Contrats pour les nids-de-poule: Applebaum sonde les Montréalais

Le maire Applebaum s'est présenté dans le Vieux-Montréal, vendredi, pour boucher lui-même un nid-de-poule avant de lancer son appel à l'aide.
Photo: Jacques Nadeau - Le Devoir Le maire Applebaum s'est présenté dans le Vieux-Montréal, vendredi, pour boucher lui-même un nid-de-poule avant de lancer son appel à l'aide.

Situation pour le moins loufoque à Montréal alors que le maire Michael Applebaum en est rendu à sonder la population pour lui demander si elle veut que les nids-de-poule soient réparés ou non.

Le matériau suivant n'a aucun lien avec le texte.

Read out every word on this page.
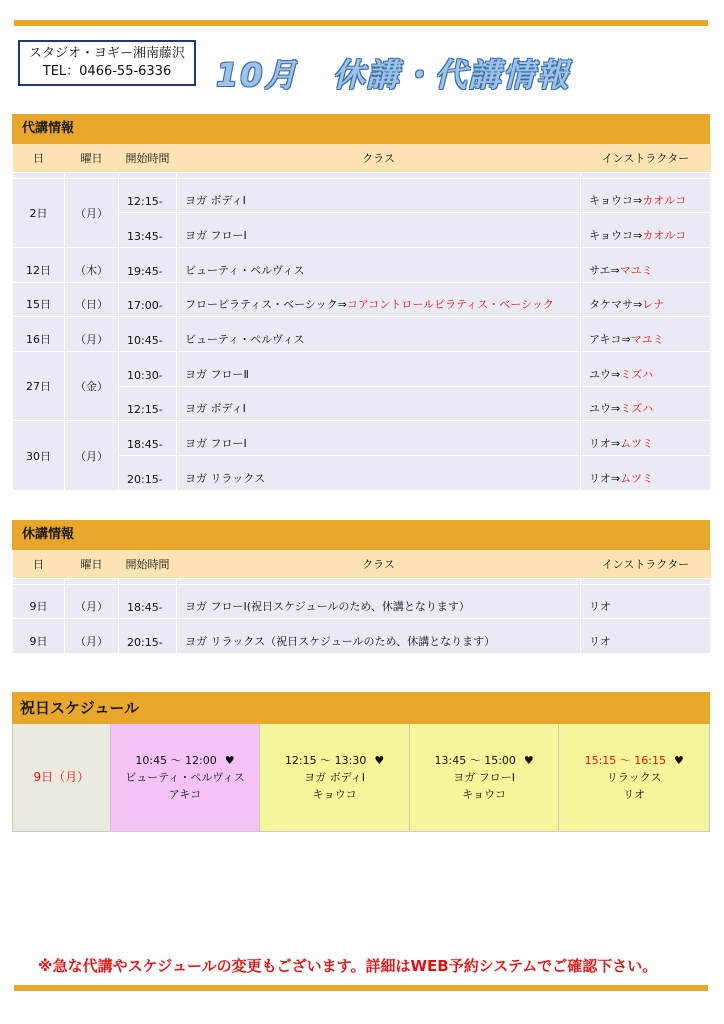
スタジオ・ヨギー湘南藤沢
TEL：0466-55-6336	10月　休講・代講情報
代講情報
日	曜日	開始時間	クラス	インストラクター

2日	（月）	12:15-	ヨガ ボディⅠ	キョウコ⇒カオルコ
		13:45-	ヨガ フローⅠ	キョウコ⇒カオルコ
12日	（木）	19:45-	ビューティ・ペルヴィス	サエ⇒マユミ
15日	（日）	17:00-	フローピラティス・ベーシック⇒コアコントロールピラティス・ベーシック	タケマサ⇒レナ
16日	（月）	10:45-	ビューティ・ペルヴィス	アキコ⇒マユミ
27日	（金）	10:30-	ヨガ フローⅡ	ユウ⇒ミズハ
		12:15-	ヨガ ボディⅠ	ユウ⇒ミズハ
30日	（月）	18:45-	ヨガ フローⅠ	リオ⇒ムツミ
		20:15-	ヨガ リラックス	リオ⇒ムツミ
休講情報
日	曜日	開始時間	クラス	インストラクター

9日	（月）	18:45-	ヨガ フローⅠ(祝日スケジュールのため、休講となります）	リオ
9日	（月）	20:15-	ヨガ リラックス（祝日スケジュールのため、休講となります）	リオ
祝日スケジュール
9日（月）
10:45 ～ 12:00 ♥
ビューティ・ペルヴィス
アキコ
12:15 ～ 13:30 ♥
ヨガ ボディⅠ
キョウコ
13:45 ～ 15:00 ♥
ヨガ フローⅠ
キョウコ
15:15 ～ 16:15 ♥
リラックス
リオ
※急な代講やスケジュールの変更もございます。詳細はWEB予約システムでご確認下さい。
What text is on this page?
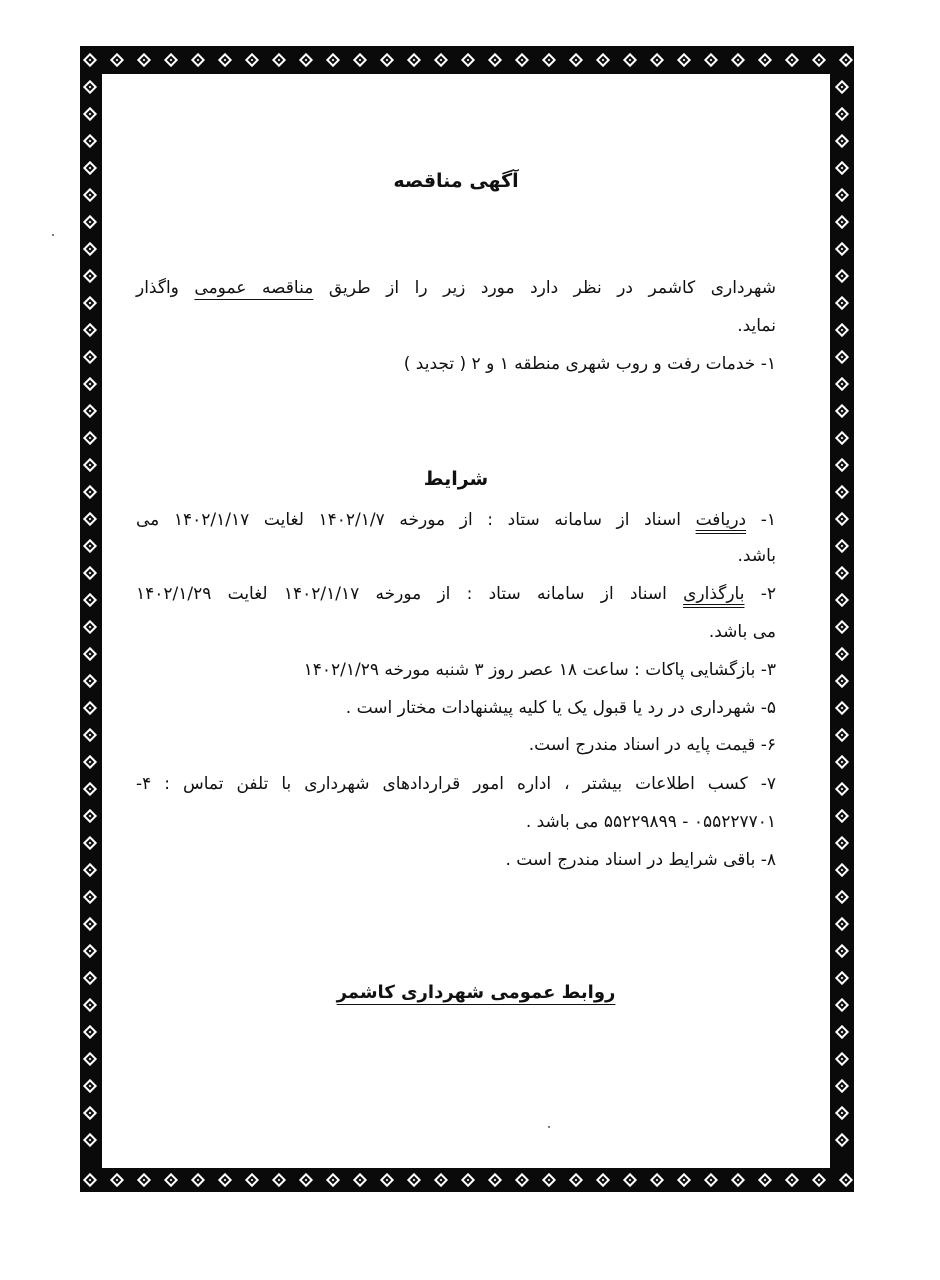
آگهی مناقصه
شهرداری کاشمر در نظر دارد مورد زیر را از طریق مناقصه عمومی واگذار
نماید.
۱- خدمات رفت و روب شهری منطقه ۱ و ۲ ( تجدید )
شرایط
۱- دریافت اسناد از سامانه ستاد : از مورخه ۱۴۰۲/۱/۷ لغایت ۱۴۰۲/۱/۱۷ می
باشد.
۲- بارگذاری اسناد از سامانه ستاد : از مورخه ۱۴۰۲/۱/۱۷ لغایت ۱۴۰۲/۱/۲۹
می باشد.
۳- بازگشایی پاکات : ساعت ۱۸ عصر روز ۳ شنبه مورخه ۱۴۰۲/۱/۲۹
۵- شهرداری در رد یا قبول یک یا کلیه پیشنهادات مختار است .
۶- قیمت پایه در اسناد مندرج است.
۷- کسب اطلاعات بیشتر ، اداره امور قراردادهای شهرداری با تلفن تماس : ۴-
۰۵۵۲۲۷۷۰۱ - ۵۵۲۲۹۸۹۹ می باشد .
۸- باقی شرایط در اسناد مندرج است .
روابط عمومی شهرداری کاشمر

Le maire Applebaum s'est présenté dans le Vieux-Montréal, vendredi, pour boucher lui-même un nid-de-poule avant de lancer son appel à l'aide, alors qu'il se trouvait à quelques mètres à peine du Club 357-C, ce club privé où plusieurs tractations douteuses impliquant divers acteurs de la Commission Charbonneau se seraient déroulées.

Or, c'est justement à cause d'allégations visant plusieurs entreprises qui ont remporté des appels d'offres en janvier dernier pour fournir l'asphalte à la Ville que le maire se tourne vers la population.

Plus tôt cette semaine, le conseil municipal de Montréal a en effet voté, à 30 voix contre 23, contre l'octroi des contrats pour réparer les nids-de-poule après le 15 avril, craignant de voir des entreprises dont la probité est douteuse obtenir les contrats en question.

Le maire demande donc à la population de se prononcer, par voie de sondage en ligne, afin de faire pression sur les élus pour qu'ils acceptent d'octroyer les contrats et permettent ainsi la réalisation des travaux.

Le comité exécutif et le maire pourraient assumer eux-mêmes la décision, mais il semble que tous soient craintifs face à la possibilité d'accorder des contrats à des firmes dont ils ne sont pas certains de l'honnêteté pour l'instant. 
12 commentaires
  • Georges Washington - Inscrit 22 mars 2013 15 h 07

    Non

    Non, non et non, ne remplissons pas les nids-de-poule et autorisons plutôt l'élevage de poules en milieu urbain. La mafia n'a pas encore infiltré cette activité.

  • Sylvain Auclair - Abonné 22 mars 2013 15 h 16

    Et les cols bleus?

    Pourquoi ne pas faire faire ces travaux à l'interne? Après avoir fait vérifier la composition de l'asphalte.

    • Louise Constantin - Abonné 22 mars 2013 21 h 12

      Entièrement d'accord. C'est la solution -- et la façon normale de faire -- évidente, mais qui semble échapper à nos élus. Et nous, braves citoyens, continuons d'être les dindons de la farce!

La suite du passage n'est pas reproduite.